Alle interviews en dit essay zijn gebundeld en als pdf-publicatie te downloaden.
Terwijl ik de tussenbalans opmaak van mijn geloofsreis, denk ik aan het Bijbelverhaal over de exodus, de uittocht van het volk Israël uit de slavernij van Egypte. Ik zie nog voor me hoe de juf van de zondagsschool op het flanellen bord een vurige wolkkolom plakte boven het morrende volk. God zou hen leiden, maar – was de waarschuwing – de hardleerse Israëlieten moesten wel leren zich aan Gods geboden te houden. Als straf voor het falen doolden ze veertig jaar door de woestijn. Dat komt ervan. Wij brave kinderen knikten en beloofden beter. Dat werd onze missie: je best doen, gehoorzaam zijn. Zo alleen kom je in het beloofde land.
Het is een van de vele Bijbelverhalen die zo’n heel andere betekenis voor mij kregen, dankzij iedereen die ik door deze serie heb ontmoet. Mijn queeste begon na het overlijden van mijn man in 2013. De pijlers van mijn fundamentalistische evangelische opvoeding – gebouwd op een rots, zo was mij verzekerd – bezweken onder de golfslagen van rouw. Drijfzand bleek het en ik stond op verzuipen, wist niet meer of en wat ik nog geloofde. Als een dolende ging ik op weg. Met een groot verdriet, een zielsverlangen én een oerinstinct dat wat ik zocht daar ergens moet zijn. Met een licht besef, een vermoeden dat het misschien in mij zit, nabij. Maar hoe?
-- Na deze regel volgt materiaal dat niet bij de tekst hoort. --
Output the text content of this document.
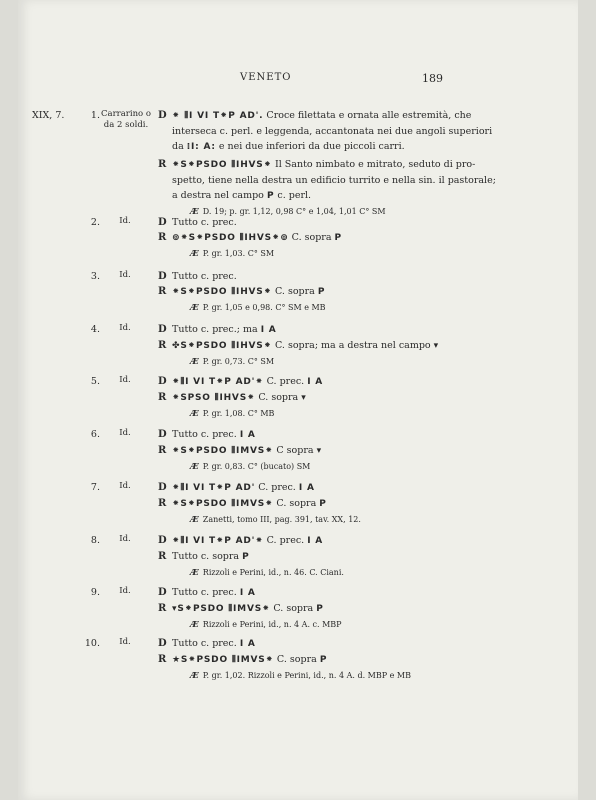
VENETO	189
XIX, 7.	1. Carrarino o da 2 soldi.
D ⁕ ⦀I VI T⁕P AD'. Croce filettata e ornata alle estremità, che
interseca c. perl. e leggenda, accantonata nei due angoli superiori
da ⁞I: A: e nei due inferiori da due piccoli carri.
R ⁕S⁕PSDO ⦀IHVS⁕ Il Santo nimbato e mitrato, seduto di pro-
spetto, tiene nella destra un edificio turrito e nella sin. il pastorale;
a destra nel campo P c. perl.
Æ D. 19; p. gr. 1,12, 0,98 C° e 1,04, 1,01 C° SM
2.	Id.	D Tutto c. prec.
R ⊚⁕S⁕PSDO ⦀IHVS⁕⊚ C. sopra P
Æ P. gr. 1,03. C° SM
3.	Id.	D Tutto c. prec.
R ⁕S⁕PSDO ⦀IHVS⁕ C. sopra P
Æ P. gr. 1,05 e 0,98. C° SM e MB
4.	Id.	D Tutto c. prec.; ma I A
R ✤S⁕PSDO ⦀IHVS⁕ C. sopra; ma a destra nel campo ▾
Æ P. gr. 0,73. C° SM
5.	Id.	D ⁕⦀I VI T⁕P AD'⁕ C. prec. I A
R ⁕SPSO ⦀IHVS⁕ C. sopra ▾
Æ P. gr. 1,08. C° MB
6.	Id.	D Tutto c. prec. I A
R ⁕S⁕PSDO ⦀IMVS⁕ C sopra ▾
Æ P. gr. 0,83. C° (bucato) SM
7.	Id.	D ⁕⦀I VI T⁕P AD' C. prec. I A
R ⁕S⁕PSDO ⦀IMVS⁕ C. sopra P
Æ Zanetti, tomo III, pag. 391, tav. XX, 12.
8.	Id.	D ⁕⦀I VI T⁕P AD'⁕ C. prec. I A
R Tutto c. sopra P
Æ Rizzoli e Perini, id., n. 46. C. Ciani.
9.	Id.	D Tutto c. prec. I A
R ▾S⁕PSDO ⦀IMVS⁕ C. sopra P
Æ Rizzoli e Perini, id., n. 4 A. c. MBP
10.	Id.	D Tutto c. prec. I A
R ★S⁕PSDO ⦀IMVS⁕ C. sopra P
Æ P. gr. 1,02. Rizzoli e Perini, id., n. 4 A. d. MBP e MB
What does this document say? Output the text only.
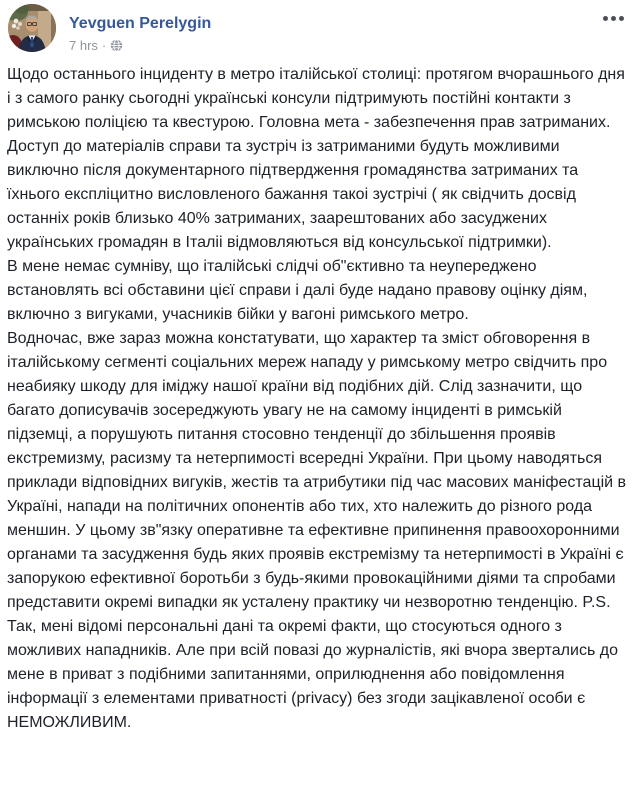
Yevguen Perelygin
7 hrs ·

Щодо останнього інциденту в метро італійської столиці: протягом вчорашнього дня і з самого ранку сьогодні українські консули підтримують постійні контакти з римською поліцією та квестурою. Головна мета - забезпечення прав затриманих. Доступ до матеріалів справи та зустріч із затриманими будуть можливими виключно після документарного підтвердження громадянства затриманих та їхнього експліцитно висловленого бажання такоі зустрічі ( як свідчить досвід останніх років близько 40% затриманих, заарештованих або засуджених українських громадян в Італіі відмовляються від консульської підтримки).

В мене немає сумніву, що італійські слідчі об"єктивно та неупереджено встановлять всі обставини цієї справи і далі буде надано правову оцінку діям, включно з вигуками, учасників бійки у вагоні римського метро.

Водночас, вже зараз можна констатувати, що характер та зміст обговорення в італійському сегменті соціальних мереж нападу у римському метро свідчить про неабияку шкоду для іміджу нашої країни від подібних дій. Слід зазначити, що багато дописувачів зосереджують увагу не на самому інциденті в римській підземці, а порушують питання стосовно тенденції до збільшення проявів екстремизму, расизму та нетерпимості всередні України. При цьому наводяться приклади відповідних вигуків, жестів та атрибутики під час масових маніфестацій в Україні, напади на політичних опонентів або тих, хто належить до різного рода меншин. У цьому зв"язку оперативне та ефективне припинення правоохоронними органами та засудження будь яких проявів екстремізму та нетерпимості в Україні є запорукою ефективної боротьби з будь-якими провокаційними діями та спробами представити окремі випадки як усталену практику чи незворотню тенденцію. P.S. Так, мені відомі персональні дані та окремі факти, що стосуються одного з можливих нападників. Але при всій повазі до журналістів, які вчора звертались до мене в приват з подібними запитаннями, оприлюднення або повідомлення інформації з елементами приватності (privacy) без згоди зацікавленої особи є НЕМОЖЛИВИМ.
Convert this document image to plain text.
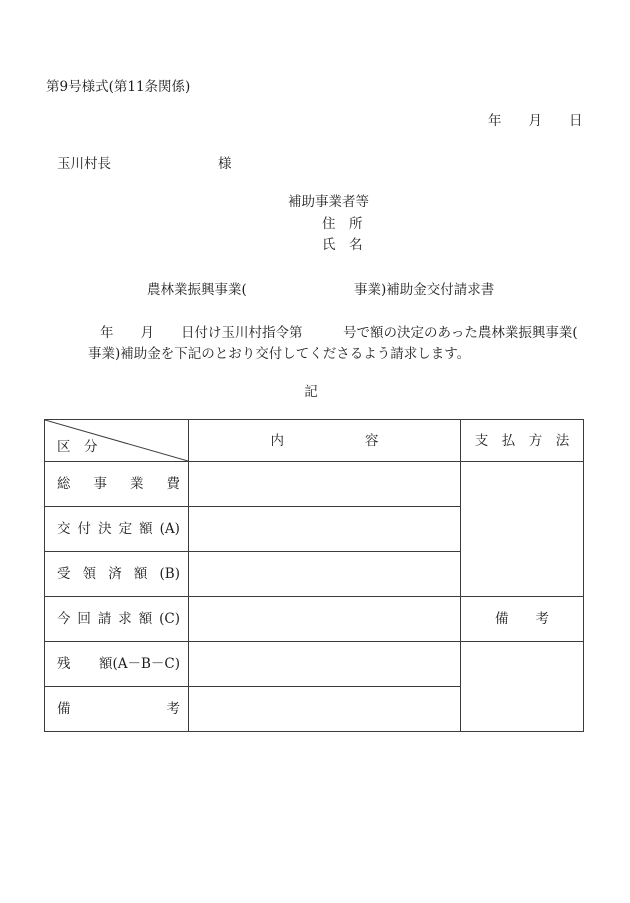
第9号様式(第11条関係)
年　　月　　日
玉川村長	様
補助事業者等
住　所
氏　名
農林業振興事業(	事業)補助金交付請求書
年　　月　　日付け玉川村指令第　　　号で額の決定のあった農林業振興事業(
事業)補助金を下記のとおり交付してくださるよう請求します。
記
区　分	内　　　　　　容	支　払　方　法

総 事 業 費		

交 付 決 定 額 (A)

受 領 済 額 (B)		

今 回 請 求 額 (C)		備　　考

残 額(A－B－C)		

備 考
In het tv-programma De Verwondering las ik een mystiek gedicht voor van de Vlaamse dichter Felix Timmermans, over de wanhoop van het dolende volk Israël. “Hoe loopt de weg door de woestijn / naar Uw Beloofde Landen? / Er is veel dorst, er is veel pijn, maar weinig troost voorhanden. / Wij kwamen in 't begin der wegen / de kloeke druivendragers tegen, / en vroegen toen reeds: Is 't nog ver?”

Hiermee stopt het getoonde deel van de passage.